The plot source was embarrassingly easy to change. Sorry for taking people's time on something I could have changed with a little thought. If someone else has the need for multicoloured stick plots, this is what needs to be changed in jzplot.ijs

plot_stick=: 3 : 0
dat=. getgrafmat y
dat=. _2 (4&$)\ ,dat
ydiv=. fitgrafy YDiv
dat=. ydiv 3 }"1 dat
NB. drawline iDATA;(getitemcolor'');PENSIZE;dat
drawline iDATA;(getitemcolor #dat);PENSIZE;dat  NB. modified
)


Sean

Sean O'Byrne wrote:

Thanks for your suggestion, Raul.
By the way, plot otherwise works just fine on Linux for me.
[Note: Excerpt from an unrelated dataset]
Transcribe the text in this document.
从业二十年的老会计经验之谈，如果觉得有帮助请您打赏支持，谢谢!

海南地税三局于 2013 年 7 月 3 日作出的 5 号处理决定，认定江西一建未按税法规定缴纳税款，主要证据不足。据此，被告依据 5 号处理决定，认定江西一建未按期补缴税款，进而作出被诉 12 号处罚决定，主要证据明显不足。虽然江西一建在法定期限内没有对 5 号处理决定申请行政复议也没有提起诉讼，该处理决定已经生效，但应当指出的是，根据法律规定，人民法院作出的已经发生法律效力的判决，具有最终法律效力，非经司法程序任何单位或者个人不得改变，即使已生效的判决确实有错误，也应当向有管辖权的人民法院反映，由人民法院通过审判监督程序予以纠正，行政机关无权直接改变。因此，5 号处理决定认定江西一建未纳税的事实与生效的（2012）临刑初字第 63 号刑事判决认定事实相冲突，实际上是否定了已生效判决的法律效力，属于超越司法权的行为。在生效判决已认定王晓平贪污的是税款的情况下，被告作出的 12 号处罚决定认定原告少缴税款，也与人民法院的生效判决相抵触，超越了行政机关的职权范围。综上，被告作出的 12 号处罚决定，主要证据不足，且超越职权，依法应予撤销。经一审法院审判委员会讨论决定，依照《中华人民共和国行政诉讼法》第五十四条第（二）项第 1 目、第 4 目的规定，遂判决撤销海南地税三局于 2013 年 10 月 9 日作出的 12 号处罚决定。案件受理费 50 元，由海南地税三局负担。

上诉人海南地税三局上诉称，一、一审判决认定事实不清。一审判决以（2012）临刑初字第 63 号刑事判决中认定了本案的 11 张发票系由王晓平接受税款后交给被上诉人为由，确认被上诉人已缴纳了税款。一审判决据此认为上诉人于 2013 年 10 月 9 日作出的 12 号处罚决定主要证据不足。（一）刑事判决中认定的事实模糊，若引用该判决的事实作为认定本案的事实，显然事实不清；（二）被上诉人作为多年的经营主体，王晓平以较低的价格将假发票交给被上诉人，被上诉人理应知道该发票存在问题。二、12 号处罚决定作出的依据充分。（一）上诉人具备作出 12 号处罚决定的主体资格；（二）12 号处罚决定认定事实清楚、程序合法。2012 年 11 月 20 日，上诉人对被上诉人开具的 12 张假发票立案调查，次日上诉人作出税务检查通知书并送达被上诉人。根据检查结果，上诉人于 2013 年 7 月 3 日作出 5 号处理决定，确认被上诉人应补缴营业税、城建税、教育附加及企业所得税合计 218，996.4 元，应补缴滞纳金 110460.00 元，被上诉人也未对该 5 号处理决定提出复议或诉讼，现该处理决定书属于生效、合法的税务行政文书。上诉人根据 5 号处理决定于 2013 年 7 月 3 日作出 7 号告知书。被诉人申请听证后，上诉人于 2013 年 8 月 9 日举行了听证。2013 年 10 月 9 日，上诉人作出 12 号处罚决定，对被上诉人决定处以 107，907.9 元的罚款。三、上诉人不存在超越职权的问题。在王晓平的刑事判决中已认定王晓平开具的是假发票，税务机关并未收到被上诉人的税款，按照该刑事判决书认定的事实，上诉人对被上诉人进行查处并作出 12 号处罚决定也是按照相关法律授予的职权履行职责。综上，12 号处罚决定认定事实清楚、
You certainly weren't suggesting something stupid. With some modification, I got it to do roughly what I want. Your code, as written, still plots everything in the one colour: this is because my data is plotted in x;y form. I get multiple colours if I just plot the matrix and use the ordinate for x. I was able to modify your idea to do what I wanted with the following code

colours =: ' blue',' red', ' green' ,' yellow' ,: ' magenta'

pdrow =: dyad define
'maty colours' =. y
pd 'color ',colours
pd x;maty
)

stickplot =: 3 : 0
'matx maty' =: y
nplots =: <./ (# maty), # colours
pd&> 'reset';'type stick';'pensize 2'
matx (pdrow"1) (nplots{.maty)(;"1)nplots{.colours
pd 'show'
)

NB. to test, use something like stickplot (1 2 3); 1 2 3, 2 1 6,: 3 0 9


This works, but it is not trivial to do things like add a key. Again, this probably just illustrates that I don't have enough mastery over rank to work out how to do things like that in a 'clean' way. I still wish that 'stick' plot worked like the other types. Both 2-d and 3-d versions appear to print in one colour for multiple plots. I'll have a look at the plot source and see if I can work out why.